The private sector needs to be more proactive and participative to stimulate economic activity and speed up the construction of public infrastructure projects in Mexico, local financial group IXE analyst Lucía Martín told BNamericas.
On October 8, President Felipe Calderón announced an emergency plan to protect the country's economy from the global financial crisis by stimulating growth and employment.
The plan involves investing 53.1bn pesos (US$4.02bn) to strengthen the sectors that act as drivers of economic growth, such as public infrastructure, and is expected to result in GDP growth of roughly 1%.
These resources will be invested in addition to the 2007-12 US$50bn/y national infrastructure plan PNI, whose development has been negatively affected by the global financial crisis.
"Currently, the federal government carries out the entire process that precedes the issuing of a tender, from project identification to feasibility and environmental impact studies," Martín said.
"But the private sector can also look for projects, carry out studies and participate in the process involved in the construction of any project.

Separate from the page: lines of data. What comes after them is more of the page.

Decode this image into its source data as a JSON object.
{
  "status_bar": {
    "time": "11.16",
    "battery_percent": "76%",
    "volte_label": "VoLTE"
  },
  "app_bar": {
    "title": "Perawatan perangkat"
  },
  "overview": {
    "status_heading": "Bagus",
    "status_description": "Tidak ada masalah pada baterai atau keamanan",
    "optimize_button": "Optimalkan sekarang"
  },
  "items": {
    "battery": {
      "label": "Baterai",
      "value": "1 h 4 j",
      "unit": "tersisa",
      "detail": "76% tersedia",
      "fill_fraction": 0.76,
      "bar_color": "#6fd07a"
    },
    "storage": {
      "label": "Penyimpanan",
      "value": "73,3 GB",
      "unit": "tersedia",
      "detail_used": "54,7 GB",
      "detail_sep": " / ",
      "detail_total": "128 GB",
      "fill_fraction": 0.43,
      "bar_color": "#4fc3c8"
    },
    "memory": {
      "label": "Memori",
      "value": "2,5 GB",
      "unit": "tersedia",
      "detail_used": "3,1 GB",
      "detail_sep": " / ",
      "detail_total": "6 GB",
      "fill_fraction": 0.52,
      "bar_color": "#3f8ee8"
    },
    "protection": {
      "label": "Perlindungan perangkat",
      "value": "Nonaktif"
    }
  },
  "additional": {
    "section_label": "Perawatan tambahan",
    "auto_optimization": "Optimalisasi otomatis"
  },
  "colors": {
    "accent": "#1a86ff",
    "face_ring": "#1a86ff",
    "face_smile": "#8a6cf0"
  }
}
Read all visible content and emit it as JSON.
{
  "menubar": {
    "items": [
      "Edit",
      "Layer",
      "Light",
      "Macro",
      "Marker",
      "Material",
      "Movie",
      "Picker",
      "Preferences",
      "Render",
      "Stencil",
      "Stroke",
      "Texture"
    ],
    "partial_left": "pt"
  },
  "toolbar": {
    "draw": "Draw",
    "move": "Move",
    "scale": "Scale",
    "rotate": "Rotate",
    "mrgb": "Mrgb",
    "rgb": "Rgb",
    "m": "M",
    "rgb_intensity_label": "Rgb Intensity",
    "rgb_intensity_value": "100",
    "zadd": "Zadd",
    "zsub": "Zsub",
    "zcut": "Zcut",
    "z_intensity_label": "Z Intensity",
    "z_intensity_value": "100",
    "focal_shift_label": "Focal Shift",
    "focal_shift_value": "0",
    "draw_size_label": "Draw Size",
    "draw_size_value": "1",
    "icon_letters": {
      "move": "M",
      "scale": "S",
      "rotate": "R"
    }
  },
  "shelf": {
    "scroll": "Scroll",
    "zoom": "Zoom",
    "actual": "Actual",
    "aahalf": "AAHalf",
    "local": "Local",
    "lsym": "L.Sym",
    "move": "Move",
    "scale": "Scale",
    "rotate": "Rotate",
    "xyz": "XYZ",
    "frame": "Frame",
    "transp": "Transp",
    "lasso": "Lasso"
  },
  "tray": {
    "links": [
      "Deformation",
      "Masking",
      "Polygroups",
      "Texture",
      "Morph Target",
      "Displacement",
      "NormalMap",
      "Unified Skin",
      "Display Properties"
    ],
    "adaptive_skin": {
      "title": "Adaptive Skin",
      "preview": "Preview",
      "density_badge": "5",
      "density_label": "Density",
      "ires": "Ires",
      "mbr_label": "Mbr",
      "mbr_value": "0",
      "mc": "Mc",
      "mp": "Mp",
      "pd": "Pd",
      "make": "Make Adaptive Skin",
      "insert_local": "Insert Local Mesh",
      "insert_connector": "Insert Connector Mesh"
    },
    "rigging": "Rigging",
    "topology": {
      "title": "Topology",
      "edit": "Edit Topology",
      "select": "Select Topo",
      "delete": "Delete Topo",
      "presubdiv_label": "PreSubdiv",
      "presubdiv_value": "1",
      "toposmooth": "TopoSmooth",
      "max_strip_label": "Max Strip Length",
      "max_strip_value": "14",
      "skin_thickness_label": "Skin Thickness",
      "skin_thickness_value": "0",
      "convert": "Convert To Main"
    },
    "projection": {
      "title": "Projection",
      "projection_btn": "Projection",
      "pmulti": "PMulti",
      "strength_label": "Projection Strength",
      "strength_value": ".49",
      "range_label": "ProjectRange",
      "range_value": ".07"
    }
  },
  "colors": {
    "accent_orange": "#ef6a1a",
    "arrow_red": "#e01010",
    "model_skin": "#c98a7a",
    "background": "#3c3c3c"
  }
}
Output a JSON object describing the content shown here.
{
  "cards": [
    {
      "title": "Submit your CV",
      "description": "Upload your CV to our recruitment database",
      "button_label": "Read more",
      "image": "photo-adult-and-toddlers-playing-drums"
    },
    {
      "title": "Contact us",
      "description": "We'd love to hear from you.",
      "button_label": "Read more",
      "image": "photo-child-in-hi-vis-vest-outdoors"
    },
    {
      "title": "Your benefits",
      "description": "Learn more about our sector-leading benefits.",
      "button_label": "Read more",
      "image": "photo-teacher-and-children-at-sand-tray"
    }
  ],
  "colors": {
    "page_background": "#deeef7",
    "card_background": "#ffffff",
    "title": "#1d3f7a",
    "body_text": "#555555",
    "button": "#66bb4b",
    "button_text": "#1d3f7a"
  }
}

That would speed up the construction of infrastructure in the country," she added.
The analyst said Calderón's emergency plan includes several important modifications to encourage the private sector to participate more in public works projects.
"These include direct awarding of projects, liberation of rights of way and measures to avoid unjustified and irrelevant lawsuits. Additionally, companies are allowed to carry out their own prefeasibility and environmental studies, and permitted to present their own infrastructure projects," Martín added.
"The risks that the federal government identified when it launched the PNI have materialized, and they have prevented the expenditure of resources for infrastructure projects," she added.
These risks include an outdated, bureaucratic legal framework and lack of environmental impact studies.